You can use Beyond Compare as external diff tool for hg. Add to/change your user mercurial.ini as:
[extdiff]
cmd.vdiff = c:/path/to/BCompare.exe
Then get Beyond Compare file viewer rule for docx.
Now you should be able to compare two versions of docx in Beyond Compare.
This article outlines the solution for Docx using Pandoc
While this post outlines solution for PDF using pdf2html.
Only for docx, I compiled instructions for multiple places here: https://gist.github.com/nachocab/6429893
# download docx2txt by Sandeep Kumar
wget -O docx2txt.pl http://www.cs.indiana.edu/~kinzler/home/binp/docx2txt
# make a wrapper
echo '#!/bin/bash
docx2txt.pl $1 -' > docx2txt
chmod +x docx2txt
# make sure docx2txt.pl and docx2txt are your current PATH. Here's a guide
http://shapeshed.com/using_custom_shell_scripts_on_osx_or_linux/
mv docx2txt docx2txt.pl ~/bin/
# set .gitattributes (unfortunately I don't this can't be set by default, you have to create it for every project)

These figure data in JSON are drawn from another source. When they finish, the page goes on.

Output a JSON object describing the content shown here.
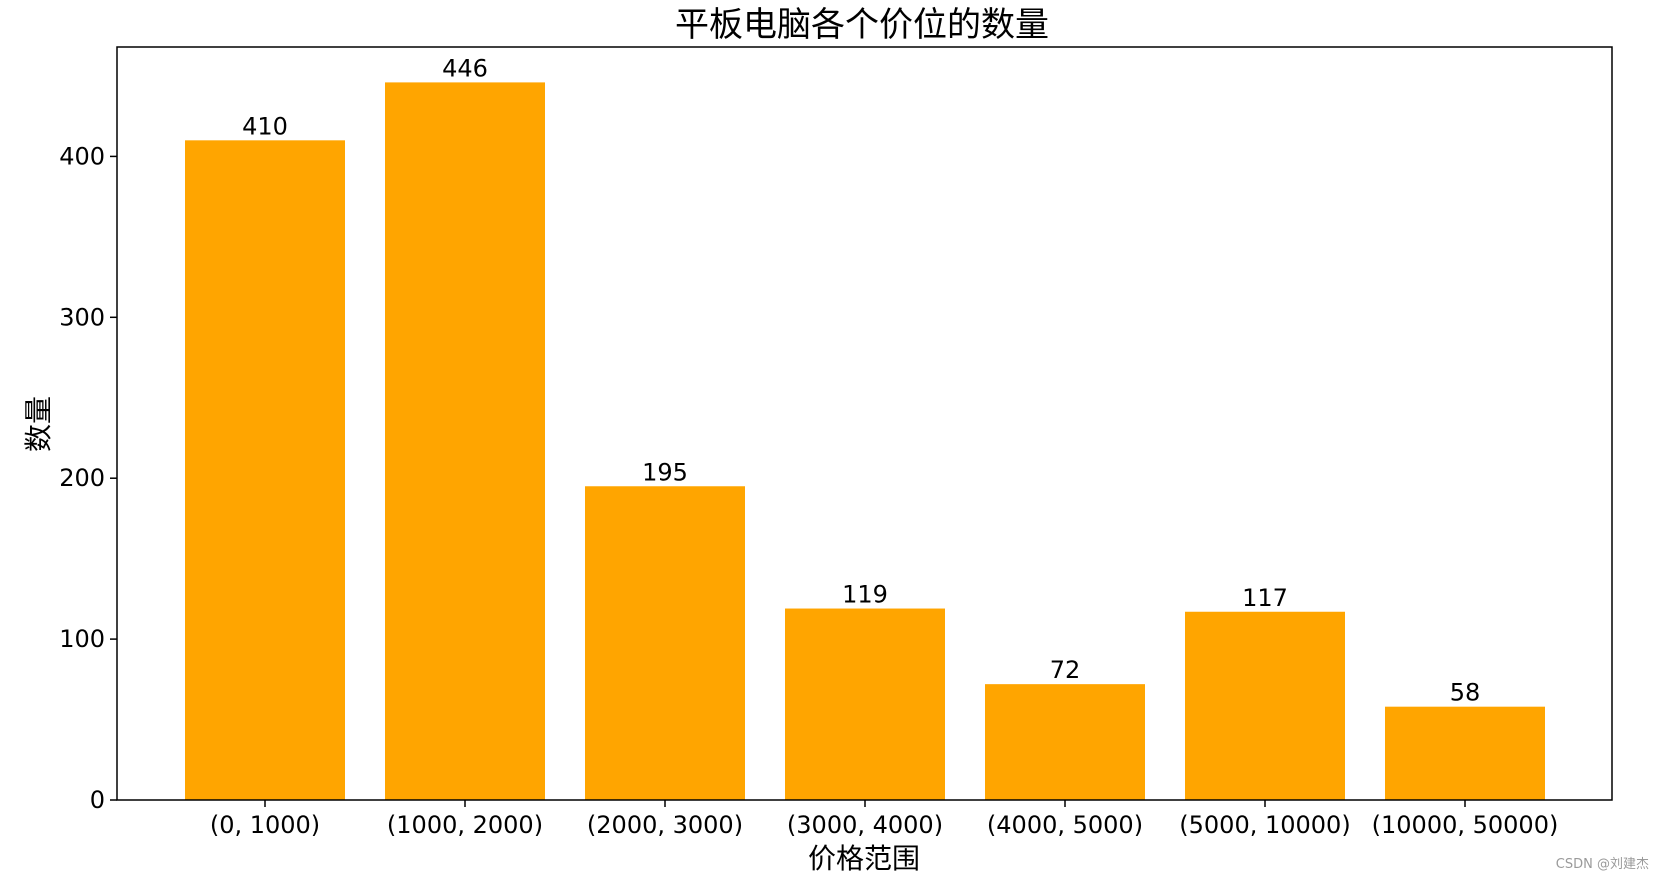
{
  "chart_data": {
    "type": "bar",
    "title": "平板电脑各个价位的数量",
    "xlabel": "价格范围",
    "ylabel": "数量",
    "categories": [
      "(0, 1000)",
      "(1000, 2000)",
      "(2000, 3000)",
      "(3000, 4000)",
      "(4000, 5000)",
      "(5000, 10000)",
      "(10000, 50000)"
    ],
    "values": [
      410,
      446,
      195,
      119,
      72,
      117,
      58
    ],
    "ylim": [
      0,
      468
    ],
    "yticks": [
      0,
      100,
      200,
      300,
      400
    ],
    "grid": false,
    "bar_color": "#FFA500"
  },
  "watermark": "CSDN @刘建杰"
}
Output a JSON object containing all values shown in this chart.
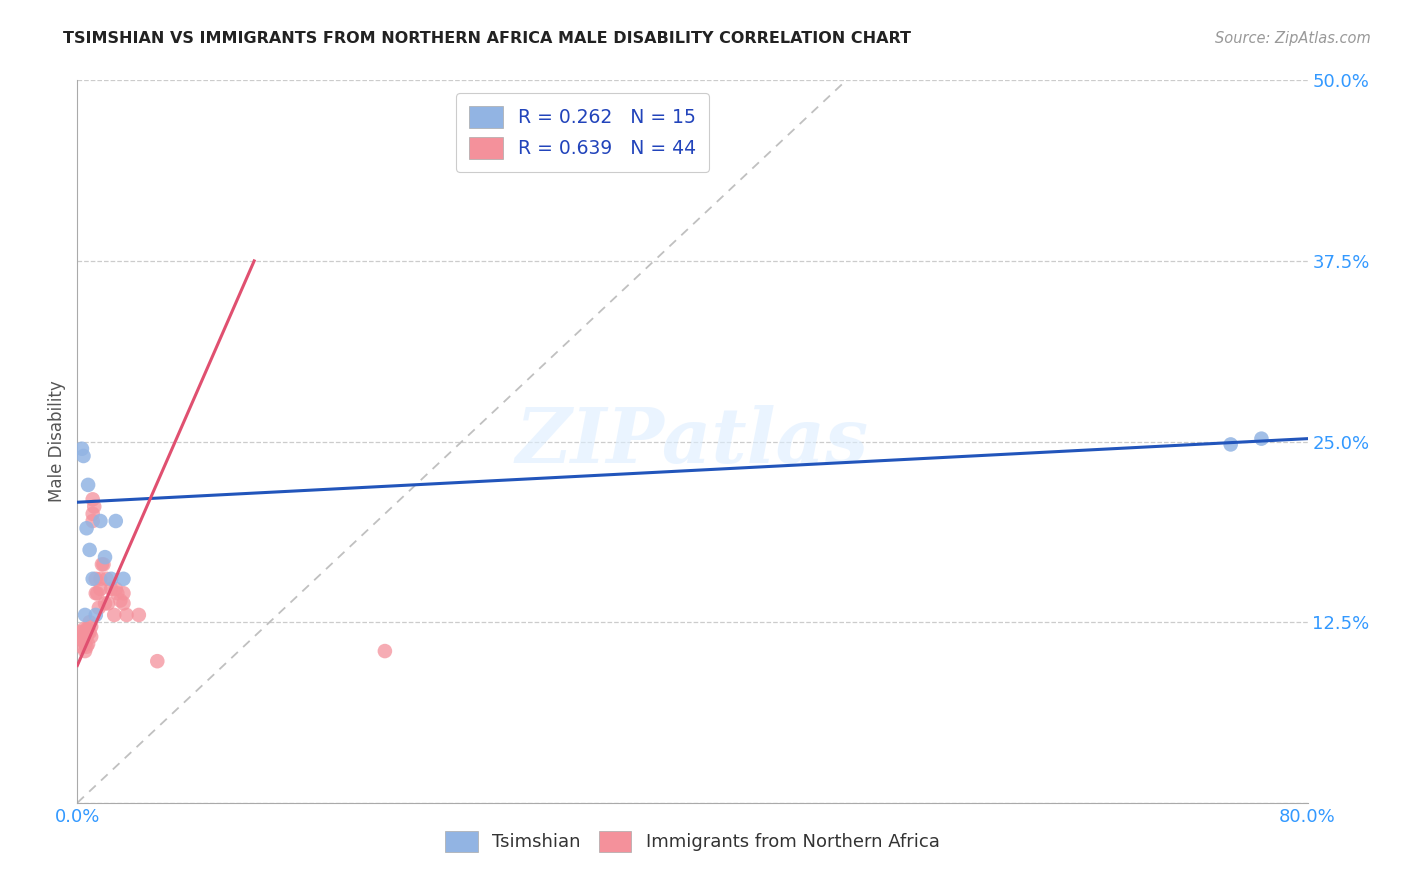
{
  "title": "TSIMSHIAN VS IMMIGRANTS FROM NORTHERN AFRICA MALE DISABILITY CORRELATION CHART",
  "source": "Source: ZipAtlas.com",
  "xlabel": "",
  "ylabel": "Male Disability",
  "xlim": [
    0.0,
    0.8
  ],
  "ylim": [
    0.0,
    0.5
  ],
  "x_ticks": [
    0.0,
    0.2,
    0.4,
    0.6,
    0.8
  ],
  "y_ticks": [
    0.0,
    0.125,
    0.25,
    0.375,
    0.5
  ],
  "watermark": "ZIPatlas",
  "tsimshian_color": "#92b4e3",
  "immigrants_color": "#f4919b",
  "tsimshian_line_color": "#2255bb",
  "immigrants_line_color": "#e05070",
  "diagonal_color": "#c0c0c0",
  "background_color": "#ffffff",
  "tsimshian_x": [
    0.003,
    0.004,
    0.005,
    0.006,
    0.007,
    0.008,
    0.01,
    0.012,
    0.015,
    0.018,
    0.022,
    0.025,
    0.03,
    0.75,
    0.77
  ],
  "tsimshian_y": [
    0.245,
    0.24,
    0.13,
    0.19,
    0.22,
    0.175,
    0.155,
    0.13,
    0.195,
    0.17,
    0.155,
    0.195,
    0.155,
    0.248,
    0.252
  ],
  "immigrants_x": [
    0.002,
    0.003,
    0.003,
    0.004,
    0.004,
    0.005,
    0.005,
    0.005,
    0.006,
    0.006,
    0.006,
    0.007,
    0.007,
    0.007,
    0.008,
    0.008,
    0.009,
    0.009,
    0.01,
    0.01,
    0.01,
    0.011,
    0.012,
    0.012,
    0.013,
    0.014,
    0.015,
    0.015,
    0.016,
    0.017,
    0.018,
    0.019,
    0.02,
    0.022,
    0.024,
    0.025,
    0.026,
    0.028,
    0.03,
    0.03,
    0.032,
    0.04,
    0.052,
    0.2
  ],
  "immigrants_y": [
    0.118,
    0.115,
    0.108,
    0.12,
    0.112,
    0.115,
    0.11,
    0.105,
    0.12,
    0.108,
    0.115,
    0.118,
    0.11,
    0.12,
    0.125,
    0.118,
    0.122,
    0.115,
    0.21,
    0.2,
    0.195,
    0.205,
    0.155,
    0.145,
    0.145,
    0.135,
    0.155,
    0.148,
    0.165,
    0.165,
    0.138,
    0.155,
    0.138,
    0.148,
    0.13,
    0.148,
    0.145,
    0.14,
    0.145,
    0.138,
    0.13,
    0.13,
    0.098,
    0.105
  ],
  "tsimshian_line_x": [
    0.0,
    0.8
  ],
  "tsimshian_line_y": [
    0.208,
    0.252
  ],
  "immigrants_line_x": [
    0.0,
    0.115
  ],
  "immigrants_line_y": [
    0.095,
    0.375
  ]
}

echo "*.docx diff=word" > .git/info/attributes
# add the following to ~/.gitconfig
[diff "word"]
binary = true
textconv = docx2txt
# add a new alias
[alias]
wdiff = diff --color-words
# try it
git init
# create my_file.docx, add some content
git add my_file.docx
git commit -m "Initial commit"
# change something in my_file.docx
git wdiff my_file.docx
# awesome!
It works great on OSX
If you happen to use a Mac, I wrote a git merge driver that can use Microsoft Word and tracked changes to merge and show conflicts between any file types Word can read & write.
http://github.com/jasmas/wordMerge
I say 'if you happen to use a Mac' because the driver I wrote uses AppleScript, primarily to accomplish this task.
It'd be nice to add a vbscript version to the project, but at the moment I don't have a Windows environment for testing. Anyone with some basic scripting knowledge should be able to take a look at what I'm doing and duplicate it in vbscript, powershell or whatever on Windows.
I used SVN (yes, in 2020 :-)) with TortoiseSVN on Windows. It has a built-in function to compare DOCX files (it opens Microsoft Word in a mode where your screen is divided into four parts: the file after the changes, before the changes, with changes highlighted and a list of changes). Screenshot below (sorry for the Polish version of MS Word). I also checked TortoiseGIT and it also has this functionality. I've read that TortoiseHG has it as well.